Now, let’s try some machine learning. If we just want to know what kind of performance we can get from a machine learning tool we would use “cross-validation” to test its performance.

waffles_learn crossvaliidate color_number.arff decisiontree

spits out numbers like this:

Rep: 0, Fold: 0, Accuracy: 0.88

Rep: 0, Fold: 1, Accuracy: 0.89533333333333

Rep: 1, Fold: 0, Accuracy: 0.87533333333333

Rep: 1, Fold: 1, Accuracy: 0.882

Rep: 2, Fold: 0, Accuracy: 0.87733333333333

Rep: 2, Fold: 1, Accuracy: 0.88466666666667

Rep: 3, Fold: 0, Accuracy: 0.87066666666667

Rep: 3, Fold: 1, Accuracy: 0.892

Rep: 4, Fold: 0, Accuracy: 0.888

Rep: 4, Fold: 1, Accuracy: 0.89133333333333

——-

Attr: 2, Mean predictive accuracy: 0.88366666666667, Deviation: 0.0080200366367195

So the predictive accuracy on a newly generated set of data would probably be around 88 percent. Try some other algorithms, like knn, naivebayes, and neuralnet. These gave me, respectively, accuracies of 0.8866, 0.917, and 0.8557. Now, why did the stupid statistics algorithm give the best results? Well, one reason is that we didn’t tune any of the parameters of these algorithms. You can have waffles try to figure out the right parameters for these algorithms with the command:

waffles_learn autotune color_number.arff decisiontree

but for some algorithms like neuralnet this could actually take hours and hours. This is where the “art” in machine learning comes in. Knowing the right tuning parameters for the more powerful algorithms can be difficult but you’ll only get the very best results by fiddling with their parameters. Anyway, running autotune on the decision tree tells me to use “-leafthresh 42” and running it with the neural net tells me to try “-addlayer 64” to add more layers into the perceptron model. You can actually give mutliple addlayer commands to make several layers, but again, understanding exactly how this would improve performance would be tough. Anyway, crossvalidating like this:

waffles_learn crossvalidate color_number.arff decisiontree -leafthresh 42

improves the decision tree’s performance from 0.8845 to 0.9068 and

waffles_learn crossvalidate color_number.arff neuralnet -addlayer 64

improves performance from 0.8557 to 0.914. Notice though, that everything is giving about the same results. I’m guessing that there simply isn’t enough information to do better than this — remember, there was quite an overlap between the first and second groups. If we want to see exactly where mistakes are being made we can first save the model of a classifier:

waffles_learn train color_number.arff knn > knn.json

Now we can generate a confusion matrix which shows where incorrect results are coming from:

waffles_learn test -confusion knn.json color_number.arff

The results look like this:

(Rows=expected values, Cols=predicted values, Elements=number of occurrences)Confusion matrix for attr2 first third second first 1000 0 0 third 0 1000 0 second 0 0 1000

What’s that? It was perfect? Don’t run your test on your training data!

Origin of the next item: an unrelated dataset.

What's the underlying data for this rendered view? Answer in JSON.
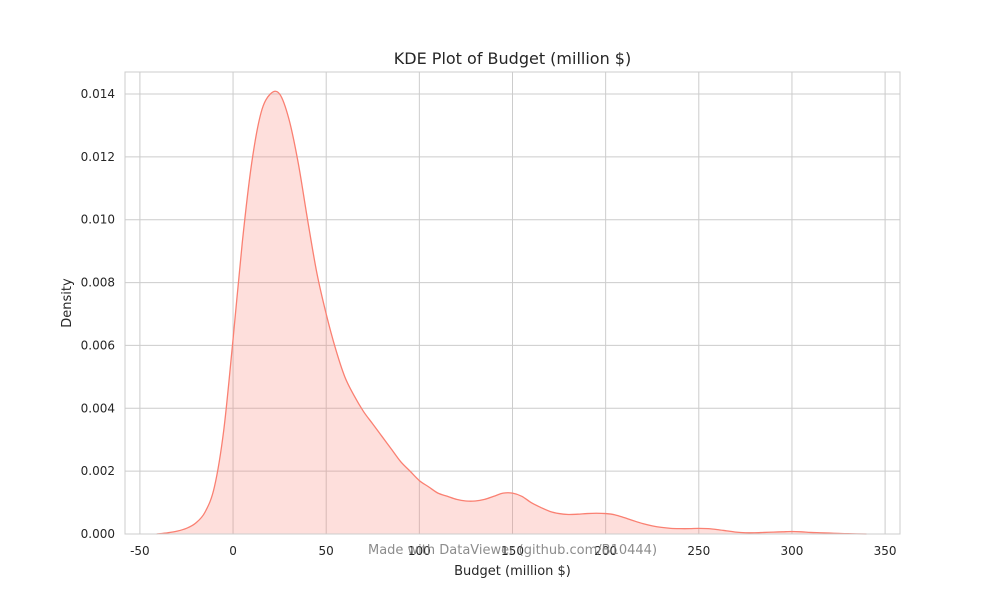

Let’s make a new testing file:

and then we’ll generate another testing file:

ruby gencolors.rb 10000 | shuf > color_number2.csv

waffles_transform import color_number2.csv > color_number2.arff

Now, make sure that the labels are listed in the same order in this new arff file as they were in the previous one. For some reason this throws off the model. Anyway, running the test again gives this:

(Rows=expected values, Cols=predicted values, Elements=number of occurrences)Confusion matrix for attr2 first third second first 5392 0 4608 third 0 10000 0 second 6792 0 3208

And now knn has an accuracy of 0.62. **Lesson: Use different data for training and testing.**

This has gotten a little long so I’ll stop here. If you download waffles it comes with a wizard that can help you make commands and there is good documentation on the website (waffles.sourceforge.net).